An infinite variety of excellent soaps may be made of fish, which may be stewed down for them in precisely the same manner as meat, and with the same addition of vegetables and herbs. When the skin is coarse or rank it should be carefully stripped off before the fish is used; and any oily particles which may float on the surface should be entirely removed from it.
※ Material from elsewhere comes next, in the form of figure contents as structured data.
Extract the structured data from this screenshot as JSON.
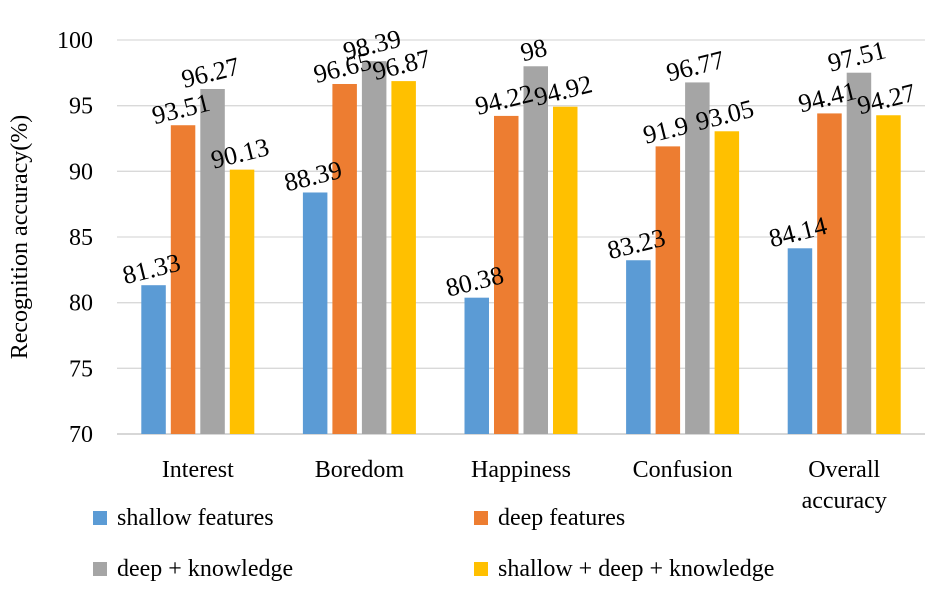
{
  "chart_data": {
    "type": "bar",
    "title": "",
    "xlabel": "",
    "ylabel": "Recognition accuracy(%)",
    "ylim": [
      70,
      100
    ],
    "yticks": [
      70,
      75,
      80,
      85,
      90,
      95,
      100
    ],
    "grid": true,
    "legend_position": "bottom",
    "categories": [
      [
        "Interest"
      ],
      [
        "Boredom"
      ],
      [
        "Happiness"
      ],
      [
        "Confusion"
      ],
      [
        "Overall",
        "accuracy"
      ]
    ],
    "series": [
      {
        "name": "shallow features",
        "color": "#5B9BD5",
        "values": [
          81.33,
          88.39,
          80.38,
          83.23,
          84.14
        ],
        "labels": [
          "81.33",
          "88.39",
          "80.38",
          "83.23",
          "84.14"
        ]
      },
      {
        "name": "deep features",
        "color": "#ED7D31",
        "values": [
          93.51,
          96.65,
          94.22,
          91.9,
          94.41
        ],
        "labels": [
          "93.51",
          "96.65",
          "94.22",
          "91.9",
          "94.41"
        ]
      },
      {
        "name": "deep + knowledge",
        "color": "#A5A5A5",
        "values": [
          96.27,
          98.39,
          98,
          96.77,
          97.51
        ],
        "labels": [
          "96.27",
          "98.39",
          "98",
          "96.77",
          "97.51"
        ]
      },
      {
        "name": "shallow + deep + knowledge",
        "color": "#FFC000",
        "values": [
          90.13,
          96.87,
          94.92,
          93.05,
          94.27
        ],
        "labels": [
          "90.13",
          "96.87",
          "94.92",
          "93.05",
          "94.27"
        ]
      }
    ]
  }
}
In France, Jersey, Cornwall, and many other localities, the conger eel, divested of its skin, is sliced up into thick cutlets and made into soup, which we are assured by English families who have it often served at their tables, is extremely good. A half-grown fish is best for the purpose. After the soup has been strained and allowed to settle, it must be heated afresh, and rice and minced parsley may be added to it as for the turkey soup; or it may be thickened with rice-flour only, or served clear. Curried fish-soups, too, are much to be recommended.
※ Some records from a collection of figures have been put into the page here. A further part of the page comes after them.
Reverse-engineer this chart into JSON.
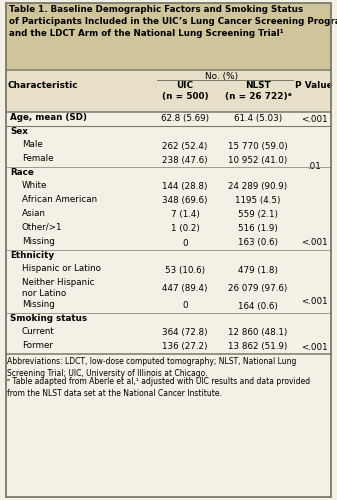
{
  "title": "Table 1. Baseline Demographic Factors and Smoking Status\nof Participants Included in the UIC’s Lung Cancer Screening Program\nand the LDCT Arm of the National Lung Screening Trial¹",
  "header_no_pct": "No. (%)",
  "col_headers": [
    "UIC\n(n = 500)",
    "NLST\n(n = 26 722)ᵃ",
    "P Value"
  ],
  "char_header": "Characteristic",
  "rows": [
    {
      "label": "Age, mean (SD)",
      "indent": false,
      "uic": "62.8 (5.69)",
      "nlst": "61.4 (5.03)",
      "pval": "<.001",
      "pval_span": 1,
      "section_header": false
    },
    {
      "label": "Sex",
      "indent": false,
      "uic": "",
      "nlst": "",
      "pval": "",
      "pval_span": 0,
      "section_header": true
    },
    {
      "label": "Male",
      "indent": true,
      "uic": "262 (52.4)",
      "nlst": "15 770 (59.0)",
      "pval": "",
      "pval_span": 0,
      "section_header": false
    },
    {
      "label": "Female",
      "indent": true,
      "uic": "238 (47.6)",
      "nlst": "10 952 (41.0)",
      "pval": ".01",
      "pval_span": 2,
      "section_header": false
    },
    {
      "label": "Race",
      "indent": false,
      "uic": "",
      "nlst": "",
      "pval": "",
      "pval_span": 0,
      "section_header": true
    },
    {
      "label": "White",
      "indent": true,
      "uic": "144 (28.8)",
      "nlst": "24 289 (90.9)",
      "pval": "",
      "pval_span": 0,
      "section_header": false
    },
    {
      "label": "African American",
      "indent": true,
      "uic": "348 (69.6)",
      "nlst": "1195 (4.5)",
      "pval": "",
      "pval_span": 0,
      "section_header": false
    },
    {
      "label": "Asian",
      "indent": true,
      "uic": "7 (1.4)",
      "nlst": "559 (2.1)",
      "pval": "<.001",
      "pval_span": 5,
      "section_header": false
    },
    {
      "label": "Other/>1",
      "indent": true,
      "uic": "1 (0.2)",
      "nlst": "516 (1.9)",
      "pval": "",
      "pval_span": 0,
      "section_header": false
    },
    {
      "label": "Missing",
      "indent": true,
      "uic": "0",
      "nlst": "163 (0.6)",
      "pval": "",
      "pval_span": 0,
      "section_header": false
    },
    {
      "label": "Ethnicity",
      "indent": false,
      "uic": "",
      "nlst": "",
      "pval": "",
      "pval_span": 0,
      "section_header": true
    },
    {
      "label": "Hispanic or Latino",
      "indent": true,
      "uic": "53 (10.6)",
      "nlst": "479 (1.8)",
      "pval": "",
      "pval_span": 0,
      "section_header": false
    },
    {
      "label": "Neither Hispanic\nnor Latino",
      "indent": true,
      "uic": "447 (89.4)",
      "nlst": "26 079 (97.6)",
      "pval": "<.001",
      "pval_span": 3,
      "section_header": false
    },
    {
      "label": "Missing",
      "indent": true,
      "uic": "0",
      "nlst": "164 (0.6)",
      "pval": "",
      "pval_span": 0,
      "section_header": false
    },
    {
      "label": "Smoking status",
      "indent": false,
      "uic": "",
      "nlst": "",
      "pval": "",
      "pval_span": 0,
      "section_header": true
    },
    {
      "label": "Current",
      "indent": true,
      "uic": "364 (72.8)",
      "nlst": "12 860 (48.1)",
      "pval": "",
      "pval_span": 0,
      "section_header": false
    },
    {
      "label": "Former",
      "indent": true,
      "uic": "136 (27.2)",
      "nlst": "13 862 (51.9)",
      "pval": "<.001",
      "pval_span": 2,
      "section_header": false
    }
  ],
  "footnote1": "Abbreviations: LDCT, low-dose computed tomography; NLST, National Lung\nScreening Trial; UIC, University of Illinois at Chicago.",
  "footnote2": "ᵃ Table adapted from Aberle et al,¹ adjusted with UIC results and data provided\nfrom the NLST data set at the National Cancer Institute.",
  "bg_color": "#f5f0e6",
  "header_bg": "#e8dfc8",
  "title_bg": "#cfc49a",
  "border_color": "#7a7a6a",
  "text_color": "#000000"
}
When broth or stock has been made as above with conger eel, common eels, whitings, haddocks, codlings, fresh water fish, or any common kind, which may be at hand, flakes of cold salmon, cod fish, John Dories, or scallops of cold soles, plaice,* &c., may be heated and served in it; and the remains of crabs or lobsters mingled with them. The large oysters sold at so cheap a rate upon the coast, and which are not much esteemed for eating raw, serve admirably for imparting flavour to soup, and the softer portions of them may be served in it after a few minutes of gentle simmering. Anchovy or any other store fish-sauce may be added with good effect to many of these pottages if used with moderation. Prawns and shrimps likewise would generally be considered an improvement to them.
For more savoury preparations, fry the fish and vegetables, lay them into the soup-pot, and add boiling, instead of cold water to them.
* Cold vegatables, cut up small, may be added with these at pleasure.